L’actualité vue par Olivier de Rohan

Directeur général de la Fondation du patrimoine

Le Journal des Arts

Le 30 janvier 1998 - 923 mots

Ancien élève de l’École supérieure de commerce de Paris, Olivier de Rohan s’est occupé de marketing chez Nestlé, puis Danone, avant de se tourner vers les ressources humaines chez un chasseur de têtes. Président des Amis de Versailles depuis dix ans et vice-président de l’Association de sauvegarde de l’art français, il est depuis juillet dernier directeur général de la Fondation du patrimoine (lire page 21).
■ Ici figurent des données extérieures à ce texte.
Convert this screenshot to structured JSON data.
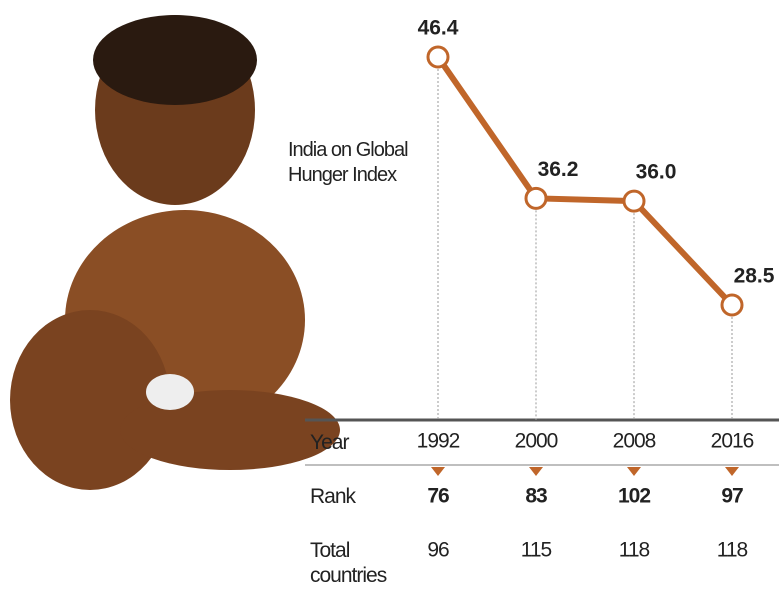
{
  "chart_data": {
    "type": "line",
    "title": "India on Global Hunger Index",
    "categories": [
      "1992",
      "2000",
      "2008",
      "2016"
    ],
    "values": [
      46.4,
      36.2,
      36.0,
      28.5
    ],
    "value_labels": [
      "46.4",
      "36.2",
      "36.0",
      "28.5"
    ],
    "color": "#c0662a"
  },
  "table": {
    "header": "Year",
    "rows": [
      {
        "label": "Rank",
        "values": [
          76,
          83,
          102,
          97
        ]
      },
      {
        "label": "Total countries",
        "values": [
          96,
          115,
          118,
          118
        ]
      }
    ]
  }
}
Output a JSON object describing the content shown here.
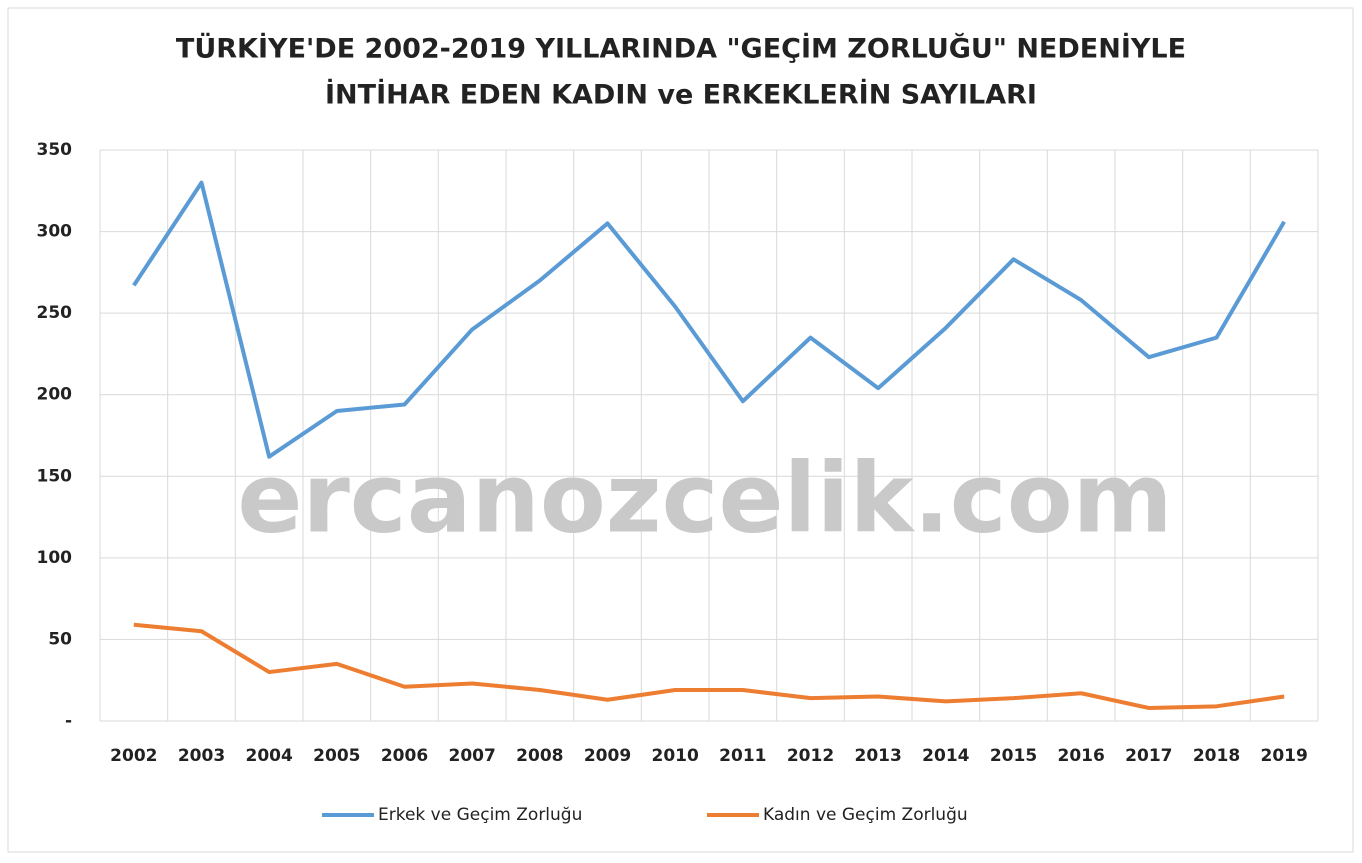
{
  "chart_data": {
    "type": "line",
    "title": [
      "TÜRKİYE'DE 2002-2019 YILLARINDA \"GEÇİM ZORLUĞU\" NEDENİYLE",
      "İNTİHAR EDEN KADIN ve ERKEKLERİN SAYILARI"
    ],
    "watermark": "ercanozcelik.com",
    "categories": [
      "2002",
      "2003",
      "2004",
      "2005",
      "2006",
      "2007",
      "2008",
      "2009",
      "2010",
      "2011",
      "2012",
      "2013",
      "2014",
      "2015",
      "2016",
      "2017",
      "2018",
      "2019"
    ],
    "series": [
      {
        "name": "Erkek ve Geçim Zorluğu",
        "color": "#5b9bd5",
        "values": [
          267,
          330,
          162,
          190,
          194,
          240,
          270,
          305,
          254,
          196,
          235,
          204,
          241,
          283,
          258,
          223,
          235,
          306
        ]
      },
      {
        "name": "Kadın ve Geçim Zorluğu",
        "color": "#ed7d31",
        "values": [
          59,
          55,
          30,
          35,
          21,
          23,
          19,
          13,
          19,
          19,
          14,
          15,
          12,
          14,
          17,
          8,
          9,
          15
        ]
      }
    ],
    "ylim": [
      0,
      350
    ],
    "yticks": [
      {
        "value": 0,
        "label": "-"
      },
      50,
      100,
      150,
      200,
      250,
      300,
      350
    ],
    "grid": true,
    "legend": "bottom"
  }
}
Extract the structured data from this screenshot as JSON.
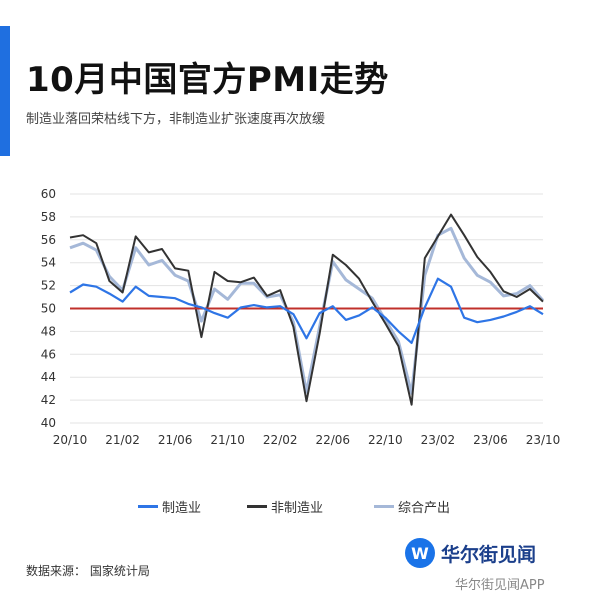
{
  "header": {
    "title": "10月中国官方PMI走势",
    "subtitle": "制造业落回荣枯线下方，非制造业扩张速度再次放缓"
  },
  "colors": {
    "accent": "#1f6fe0",
    "manufacturing": "#2e75e6",
    "non_manufacturing": "#333333",
    "composite": "#a5b8d8",
    "threshold": "#c0302b"
  },
  "chart_data": {
    "type": "line",
    "x": [
      "20/10",
      "20/11",
      "20/12",
      "21/01",
      "21/02",
      "21/03",
      "21/04",
      "21/05",
      "21/06",
      "21/07",
      "21/08",
      "21/09",
      "21/10",
      "21/11",
      "21/12",
      "22/01",
      "22/02",
      "22/03",
      "22/04",
      "22/05",
      "22/06",
      "22/07",
      "22/08",
      "22/09",
      "22/10",
      "22/11",
      "22/12",
      "23/01",
      "23/02",
      "23/03",
      "23/04",
      "23/05",
      "23/06",
      "23/07",
      "23/08",
      "23/09",
      "23/10"
    ],
    "x_tick_labels": [
      "20/10",
      "21/02",
      "21/06",
      "21/10",
      "22/02",
      "22/06",
      "22/10",
      "23/02",
      "23/06",
      "23/10"
    ],
    "series": [
      {
        "name": "制造业",
        "color_key": "manufacturing",
        "values": [
          51.4,
          52.1,
          51.9,
          51.3,
          50.6,
          51.9,
          51.1,
          51.0,
          50.9,
          50.4,
          50.1,
          49.6,
          49.2,
          50.1,
          50.3,
          50.1,
          50.2,
          49.5,
          47.4,
          49.6,
          50.2,
          49.0,
          49.4,
          50.1,
          49.2,
          48.0,
          47.0,
          50.1,
          52.6,
          51.9,
          49.2,
          48.8,
          49.0,
          49.3,
          49.7,
          50.2,
          49.5
        ]
      },
      {
        "name": "非制造业",
        "color_key": "non_manufacturing",
        "values": [
          56.2,
          56.4,
          55.7,
          52.4,
          51.4,
          56.3,
          54.9,
          55.2,
          53.5,
          53.3,
          47.5,
          53.2,
          52.4,
          52.3,
          52.7,
          51.1,
          51.6,
          48.4,
          41.9,
          47.8,
          54.7,
          53.8,
          52.6,
          50.6,
          48.7,
          46.7,
          41.6,
          54.4,
          56.3,
          58.2,
          56.4,
          54.5,
          53.2,
          51.5,
          51.0,
          51.7,
          50.6
        ]
      },
      {
        "name": "综合产出",
        "color_key": "composite",
        "values": [
          55.3,
          55.7,
          55.1,
          52.8,
          51.6,
          55.3,
          53.8,
          54.2,
          52.9,
          52.4,
          48.9,
          51.7,
          50.8,
          52.2,
          52.2,
          51.0,
          51.2,
          48.8,
          42.7,
          48.4,
          54.1,
          52.5,
          51.7,
          50.9,
          49.0,
          47.1,
          42.6,
          52.9,
          56.4,
          57.0,
          54.4,
          52.9,
          52.3,
          51.1,
          51.3,
          52.0,
          50.7
        ]
      }
    ],
    "threshold": 50,
    "ylim": [
      40,
      60
    ],
    "yticks": [
      40,
      42,
      44,
      46,
      48,
      50,
      52,
      54,
      56,
      58,
      60
    ],
    "grid": true,
    "legend_position": "bottom"
  },
  "footer": {
    "source": "数据来源：  国家统计局",
    "brand_logo": "W",
    "brand_name": "华尔街见闻",
    "watermark": "华尔街见闻APP"
  }
}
Il commente l’actualité.

Catherine Trautmann envisage le recours à la Loterie pour financer certaines festivités de l’an 2000 ? Faut-il l’étendre au patrimoine et aux musées ?
Tout ce qu’on peut faire, c’est le souhaiter et le demander. Plus nous pourrons trouver de sources de financement dans ce domaine-là, plus nous serons heureux. Le ministère de la Culture manque et manquera toujours d’argent pour la restauration des monuments classés.

L’implantation du futur Musée des arts premiers doit bientôt être annoncée. Quel est votre sentiment sur ce projet, et notamment sur l’implantation d’une antenne au Louvre ?
En tant que membre du conseil des Amis du Louvre, je peux vous en parler. C’est un secret de polichinelle que les conservateurs du musée ne sont pas enthousiastes à l’idée d’accueillir les arts premiers. Il y a des avantages et des inconvénients aux solutions proposées. S’il n’y a pas lieu d’ouvrir une guerre de religion pour ça, il serait certainement souhaitable de prendre le temps d’en discuter et de le faire en public. Souhaitons qu’aucune décision ne soit prise avant que toutes les personnes concernées n’aient eu l’occasion de donner leur point de vue. Le Louvre a eu jadis le Musée de la marine en son sein, il n’y est plus ; les choses vont et viennent. C’est le genre de sujet sur lequel on aime bien s’enflammer en France, et c’est très bien ainsi.

Comment envisagez-vous l’avenir du Musée des monuments français ?
Les conservateurs sont très passionnés par le musée qu’ils sont en train de construire. Le projet serait peut-être remis en cause. À chaque fois qu’il y a un changement d’équipe, se pose ce genre de problème, c’est comme ça. Quand il s’agit d’un projet d’une grande ampleur, comme celui-là, il n’y aurait que des avantages à ouvrir le débat sur la place publique. À Versailles, le projet de réaménagement des jardins a été mené par Jean-Pierre Babelon de façon très ouverte. Il a pris soin d’informer en permanence la presse d’une part, et le public d’autre part, de chaque modification, des raisons pour lesquelles on la faisait et des objectifs poursuivis. Grâce à cela, des changements importants ont pu être apportés sans que personne ne proteste, en particulier quand il a fallu abattre des arbres. Si ces précautions n’avaient pas été prises, on aurait entendu des hurlements.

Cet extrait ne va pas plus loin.